CHICAGO — Fans of “The 1619 Project” can explore the historical anthology and the aftermath of its release alongside the Pulitzer Prize-winning author behind the project at a free event this month.
“The 1619 Project Revisited: Race, History, and the Future” will take place 7-8:30 p.m., Oct. 18, at Fourth Presbyterian Church, 126 E. Chestnut St. The event is free and open to the public, but space is limited. You can also livestream the event here: www.bit.ly/fpcvideos.
Award-winning journalist Nikole Hannah-Jones will join WBEZ’s “South Side Lois Lane,” Natalie Moore, for an hour-plus discussion on the anthology series. D. Bradford Hunt, professor and chair of Loyola University’s Department of History, will moderate the panel.
The New York Times’ “1619 Project,” launched in 2019, monumentalizes the 400th anniversary of the beginning of slavery in the United States through a series of essays. The text explores how slavery in America is the foundation of the nation’s past, present and future.
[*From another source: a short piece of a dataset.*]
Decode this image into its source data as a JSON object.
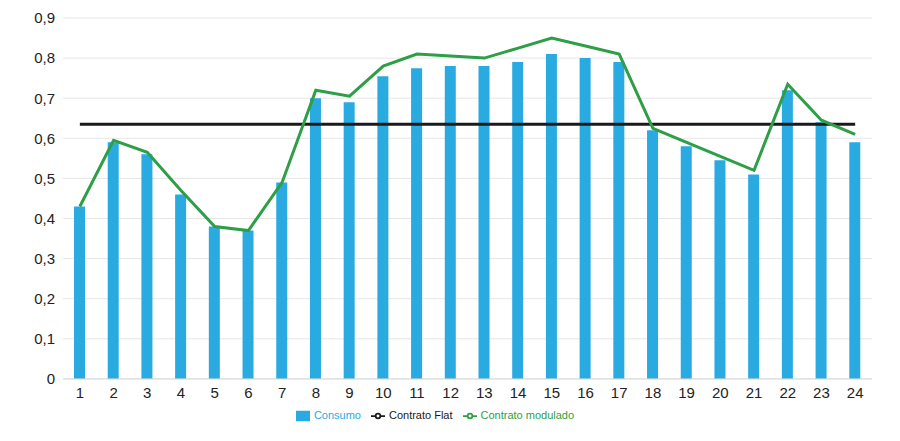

Jones’ leading essay won a Pulitzer Prize in 2020.
“The 1619 Project: A New Origin Story,” a subsequent book released in 2021, expands the narrative with essays and poetry.
This month’s discussion between Jones and Moore will reflect on the national positive and negative reactions to the project since its release.
In January, Jones faced pushback from members of The Union League Club of Chicago after leaked emails sent by members of the 142-year-old club called her a “discredited activist” ahead of an MLK Day speech.
Guests will also “discuss the importance of playing a leadership role in creating awareness and dismantling systems of oppression to rebuild a new transparent and equitable order,” according to the event’s description.